Single by Lenny Kravitz

from the album Black and White America
- Released: October 21, 2011
- Length: 4:23
- Label: Roadrunner, Loud & Proud
- Songwriter: Lenny Kravitz
- Producer: Lenny Kravitz

Lenny Kravitz singles chronology
| "Black and White America" (2011) | "Push" (2011) | "Superlove" (2011) |

Music video
- Lenny Kravitz - Push on YouTube

= Push (Lenny Kravitz song) =

"Push" is a song recorded by the American singer Lenny Kravitz and released on October 21, 2011, as the fifth single from his album Black and White America. The song entered the radio rotation on that date and was made available for download in Italy, the United Kingdom, Canada, and the United States on November 5, 2011.

==Background==
Eve Barlow of The Guardian noted, "Push is a Beatles-esque, horns-driven number about positivity in spite of hardship, inspired by his family’s struggles for acceptance." The song is a kind of piano-led and supported ballad.
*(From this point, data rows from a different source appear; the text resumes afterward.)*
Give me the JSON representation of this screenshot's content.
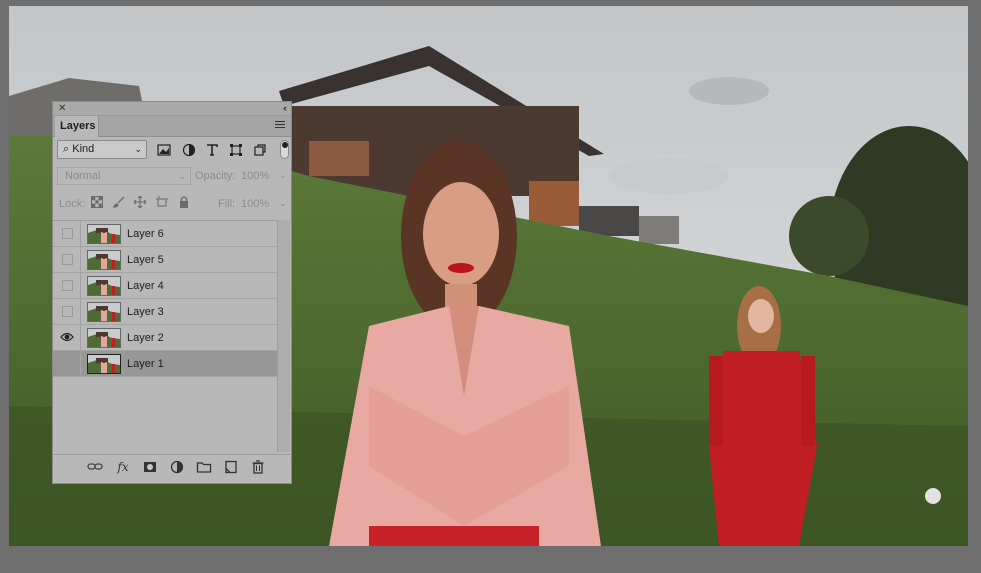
{
  "panel": {
    "close_glyph": "✕",
    "collapse_glyph": "‹‹",
    "tab_label": "Layers",
    "menu_icon": "hamburger-menu-icon"
  },
  "filter": {
    "kind_label": "Kind",
    "kind_search_glyph": "⌕",
    "dropdown_glyph": "⌄",
    "icons": [
      "image-filter-icon",
      "adjustment-filter-icon",
      "type-filter-icon",
      "shape-filter-icon",
      "smart-object-filter-icon"
    ]
  },
  "blend": {
    "mode": "Normal",
    "opacity_label": "Opacity:",
    "opacity_value": "100%"
  },
  "lock": {
    "label": "Lock:",
    "fill_label": "Fill:",
    "fill_value": "100%",
    "icons": [
      "lock-transparent-icon",
      "lock-brush-icon",
      "lock-move-icon",
      "lock-artboard-icon",
      "lock-all-icon"
    ]
  },
  "layers": [
    {
      "name": "Layer 6",
      "visible": false,
      "selected": false
    },
    {
      "name": "Layer 5",
      "visible": false,
      "selected": false
    },
    {
      "name": "Layer 4",
      "visible": false,
      "selected": false
    },
    {
      "name": "Layer 3",
      "visible": false,
      "selected": false
    },
    {
      "name": "Layer 2",
      "visible": true,
      "selected": false
    },
    {
      "name": "Layer 1",
      "visible": false,
      "selected": true
    }
  ],
  "footer": {
    "fx_label": "fx",
    "icons": [
      "link-layers-icon",
      "fx-icon",
      "add-mask-icon",
      "adjustment-layer-icon",
      "new-group-icon",
      "new-layer-icon",
      "trash-icon"
    ]
  },
  "colors": {
    "panel_bg": "#b8b8b8",
    "selected_row": "#979797",
    "workspace_bg": "#6e6e6e"
  }
}
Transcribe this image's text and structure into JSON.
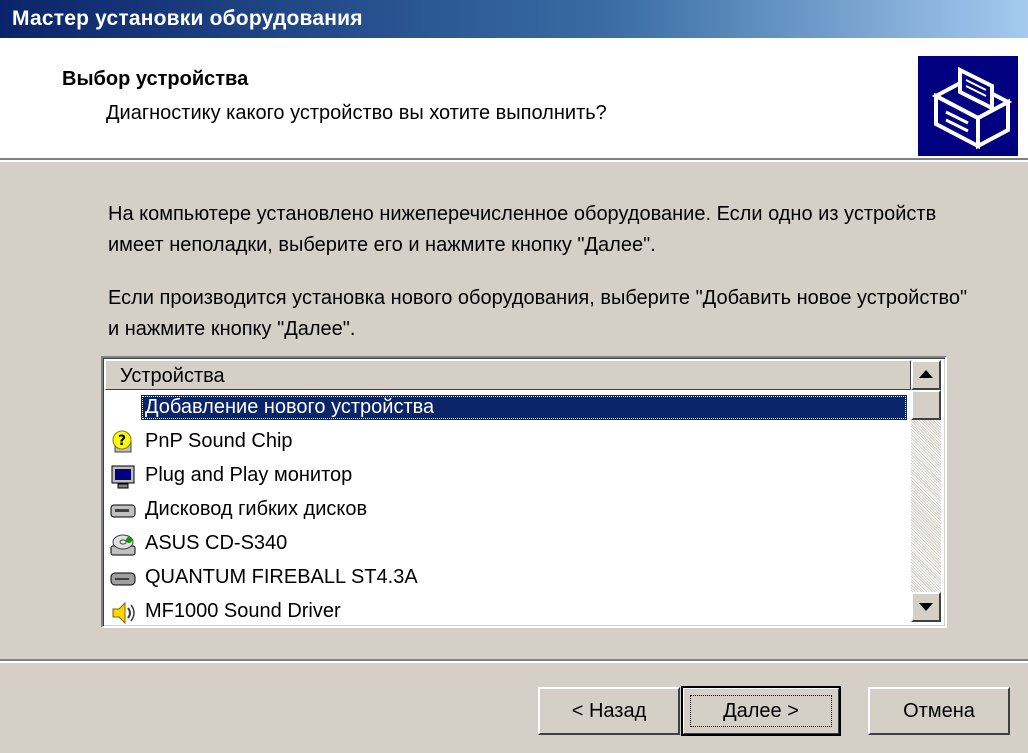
{
  "window": {
    "title": "Мастер установки оборудования"
  },
  "header": {
    "title": "Выбор устройства",
    "subtitle": "Диагностику какого устройство вы хотите выполнить?",
    "icon": "hardware-wizard-icon"
  },
  "body": {
    "paragraph1": "На компьютере установлено нижеперечисленное оборудование. Если одно из устройств имеет неполадки, выберите его и нажмите кнопку \"Далее\".",
    "paragraph2": "Если производится установка нового оборудования, выберите \"Добавить новое устройство\" и нажмите кнопку \"Далее\"."
  },
  "device_list": {
    "column_header": "Устройства",
    "items": [
      {
        "label": "Добавление нового устройства",
        "icon": "none",
        "selected": true
      },
      {
        "label": "PnP Sound Chip",
        "icon": "unknown-device-icon",
        "selected": false
      },
      {
        "label": "Plug and Play монитор",
        "icon": "monitor-icon",
        "selected": false
      },
      {
        "label": "Дисковод гибких дисков",
        "icon": "floppy-drive-icon",
        "selected": false
      },
      {
        "label": "ASUS CD-S340",
        "icon": "cd-drive-icon",
        "selected": false
      },
      {
        "label": "QUANTUM FIREBALL ST4.3A",
        "icon": "hard-disk-icon",
        "selected": false
      },
      {
        "label": "MF1000 Sound Driver",
        "icon": "speaker-icon",
        "selected": false
      }
    ]
  },
  "buttons": {
    "back": "< Назад",
    "next": "Далее >",
    "cancel": "Отмена"
  },
  "colors": {
    "title_bar": "#0a246a",
    "dialog_face": "#d4d0c8",
    "selection": "#0a246a"
  }
}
Instruments such as the organ and the woodwinds are used to give brightness and to create an almost religious atmosphere. The song was inspired by the 2009 movie Precious, which is based on the 1996 novel Push. It is a story of an illiterate African American girl who finds strength to rise above abuse to create a better life for her children. Kravitz himself played a nurse in the movie.

==Video==
The black-and-white music video was shot by Mathieu Bittonand, made available on Kravitz's official YouTube channel on December 3, 2011. In the video, Kravitz is seen playing a piano at various venues during his concerts. These scenes include footage of Kravitz on his recent tour and other behind-the-scenes clips. In other scenes, he is filmed standing near the window of a hotel room, or in a camper, or in the audience of his concert. The video ends with a scene from the end of one of his concerts as he greets the audience with a bow along with his entire band.